By appreciating the differences between mice and men and embracing the similarities, we can investigate those things with the highest probability of translating directly to humans, saving time, effort, money and hopefully human lives and suffering.
Let's be clear, the position of regulatory bodies in most countries, is that animal testing is indeed necessary and furthermore required for new medical interventions.
Although alternatives are in development, nothing is recognised by the FDA, EMA or WHO as being currently suitable to replace animal testing. The final test of longevity research success, is the change in overall lifespan of an organism, literally how long it has survived. This is not reproducible in by any other means currently, such as organs on chips, for instance. Only a complex organism can prove beyond doubt that an intervention can extend lifespan. So animal testing is a prerequisite before human testing, unless the researchers want to sidestep the authorities, which would make their activities illegal.
Until and unless this situation changes, it is wise to follow this framework towards clinical delivery of such interventions. Whilst this may be perceived as the slower road to some it is the path that will allow therapies and new drugs to reach the mass majority and not risk becoming only being available to the rich or for those willing to risk medical tourism outside of regulatory climes.

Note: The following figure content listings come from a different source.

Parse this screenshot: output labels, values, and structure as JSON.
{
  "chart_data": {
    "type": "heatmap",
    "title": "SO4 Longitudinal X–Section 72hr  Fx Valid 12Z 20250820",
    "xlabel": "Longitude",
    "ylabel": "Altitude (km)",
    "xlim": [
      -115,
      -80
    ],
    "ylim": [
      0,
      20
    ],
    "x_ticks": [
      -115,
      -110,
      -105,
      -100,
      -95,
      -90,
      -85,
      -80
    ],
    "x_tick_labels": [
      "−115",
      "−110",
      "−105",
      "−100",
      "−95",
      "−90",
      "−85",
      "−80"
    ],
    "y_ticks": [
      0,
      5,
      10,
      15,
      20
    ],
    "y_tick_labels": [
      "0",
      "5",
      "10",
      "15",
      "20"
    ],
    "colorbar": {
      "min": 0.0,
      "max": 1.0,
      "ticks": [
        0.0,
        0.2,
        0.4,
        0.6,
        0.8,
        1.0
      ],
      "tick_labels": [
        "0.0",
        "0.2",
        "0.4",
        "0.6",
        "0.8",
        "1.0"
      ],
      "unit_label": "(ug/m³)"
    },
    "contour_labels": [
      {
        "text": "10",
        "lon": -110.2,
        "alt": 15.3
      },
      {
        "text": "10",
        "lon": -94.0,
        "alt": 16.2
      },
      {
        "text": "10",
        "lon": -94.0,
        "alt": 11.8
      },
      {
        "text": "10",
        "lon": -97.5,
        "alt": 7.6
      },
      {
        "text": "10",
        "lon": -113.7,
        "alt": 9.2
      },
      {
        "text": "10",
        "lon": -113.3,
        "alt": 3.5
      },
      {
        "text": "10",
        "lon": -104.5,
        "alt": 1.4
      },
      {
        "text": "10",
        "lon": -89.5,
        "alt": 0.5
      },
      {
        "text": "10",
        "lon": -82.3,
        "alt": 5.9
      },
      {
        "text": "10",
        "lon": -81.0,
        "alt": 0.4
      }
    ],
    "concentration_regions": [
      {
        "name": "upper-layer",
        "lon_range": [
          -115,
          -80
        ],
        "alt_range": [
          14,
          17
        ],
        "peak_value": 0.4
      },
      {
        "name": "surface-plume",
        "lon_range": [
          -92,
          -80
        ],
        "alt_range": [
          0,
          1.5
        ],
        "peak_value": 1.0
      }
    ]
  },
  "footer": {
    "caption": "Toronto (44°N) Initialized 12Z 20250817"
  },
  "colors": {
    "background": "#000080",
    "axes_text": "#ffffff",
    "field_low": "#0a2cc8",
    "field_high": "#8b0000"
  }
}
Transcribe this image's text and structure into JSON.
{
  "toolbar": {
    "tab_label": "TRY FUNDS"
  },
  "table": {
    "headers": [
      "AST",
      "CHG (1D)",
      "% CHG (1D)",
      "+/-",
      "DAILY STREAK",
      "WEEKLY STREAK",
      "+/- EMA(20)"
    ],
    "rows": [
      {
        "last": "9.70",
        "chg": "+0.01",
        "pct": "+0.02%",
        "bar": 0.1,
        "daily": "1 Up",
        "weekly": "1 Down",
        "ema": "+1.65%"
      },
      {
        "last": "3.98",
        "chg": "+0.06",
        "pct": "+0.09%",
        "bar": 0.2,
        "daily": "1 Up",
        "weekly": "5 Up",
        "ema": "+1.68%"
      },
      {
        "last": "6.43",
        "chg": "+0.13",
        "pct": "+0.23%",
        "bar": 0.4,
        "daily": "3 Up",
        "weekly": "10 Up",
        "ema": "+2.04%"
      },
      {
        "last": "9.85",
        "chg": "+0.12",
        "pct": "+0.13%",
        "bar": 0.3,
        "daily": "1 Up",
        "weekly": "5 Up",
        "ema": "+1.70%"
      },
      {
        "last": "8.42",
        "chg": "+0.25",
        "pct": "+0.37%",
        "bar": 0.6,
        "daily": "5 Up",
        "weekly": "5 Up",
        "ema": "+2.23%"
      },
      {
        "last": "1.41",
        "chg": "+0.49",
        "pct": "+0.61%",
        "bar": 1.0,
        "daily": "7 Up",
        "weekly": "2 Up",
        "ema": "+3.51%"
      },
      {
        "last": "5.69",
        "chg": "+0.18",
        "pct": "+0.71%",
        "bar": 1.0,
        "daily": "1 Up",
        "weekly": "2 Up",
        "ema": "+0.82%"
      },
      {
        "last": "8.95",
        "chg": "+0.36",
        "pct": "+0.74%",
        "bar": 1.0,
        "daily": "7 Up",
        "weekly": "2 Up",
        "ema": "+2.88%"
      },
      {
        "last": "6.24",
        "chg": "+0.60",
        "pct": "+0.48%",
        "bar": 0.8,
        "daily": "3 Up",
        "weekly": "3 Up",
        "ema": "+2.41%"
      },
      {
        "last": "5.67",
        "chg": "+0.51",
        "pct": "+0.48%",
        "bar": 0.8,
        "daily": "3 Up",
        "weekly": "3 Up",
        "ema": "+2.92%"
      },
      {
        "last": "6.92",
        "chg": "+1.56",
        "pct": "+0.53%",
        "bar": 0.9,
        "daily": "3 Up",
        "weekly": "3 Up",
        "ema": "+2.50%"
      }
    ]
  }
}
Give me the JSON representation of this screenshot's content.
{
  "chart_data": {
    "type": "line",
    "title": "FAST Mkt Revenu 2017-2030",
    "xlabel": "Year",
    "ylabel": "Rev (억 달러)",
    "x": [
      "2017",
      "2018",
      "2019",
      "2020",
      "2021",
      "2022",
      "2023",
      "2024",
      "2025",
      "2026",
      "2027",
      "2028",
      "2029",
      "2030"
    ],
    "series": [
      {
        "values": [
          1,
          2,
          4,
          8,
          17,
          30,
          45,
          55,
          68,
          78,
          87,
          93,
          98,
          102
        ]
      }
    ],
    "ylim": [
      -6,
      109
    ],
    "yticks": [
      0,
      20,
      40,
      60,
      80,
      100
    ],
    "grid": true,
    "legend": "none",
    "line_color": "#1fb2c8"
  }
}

By carefully selecting the most promising approaches to restoring youth and function, we will expedite matters greatly. Too often promising studies have been marred by poor scientific method, which has made the results of those studies questionable.
We will learn from those mistakes and conduct our research, in a manner seeking excellence as standard. Furthermore, we propose to publish our results online, open source, for the benefit of the greater scientific community and interested parties worldwide. Scientific research should be freely available and shared without restrictions, if it is to deliver on its promise to spare mankind further suffering. No more locking the fruits of human endeavours behind paywalls for the benefit of just a few.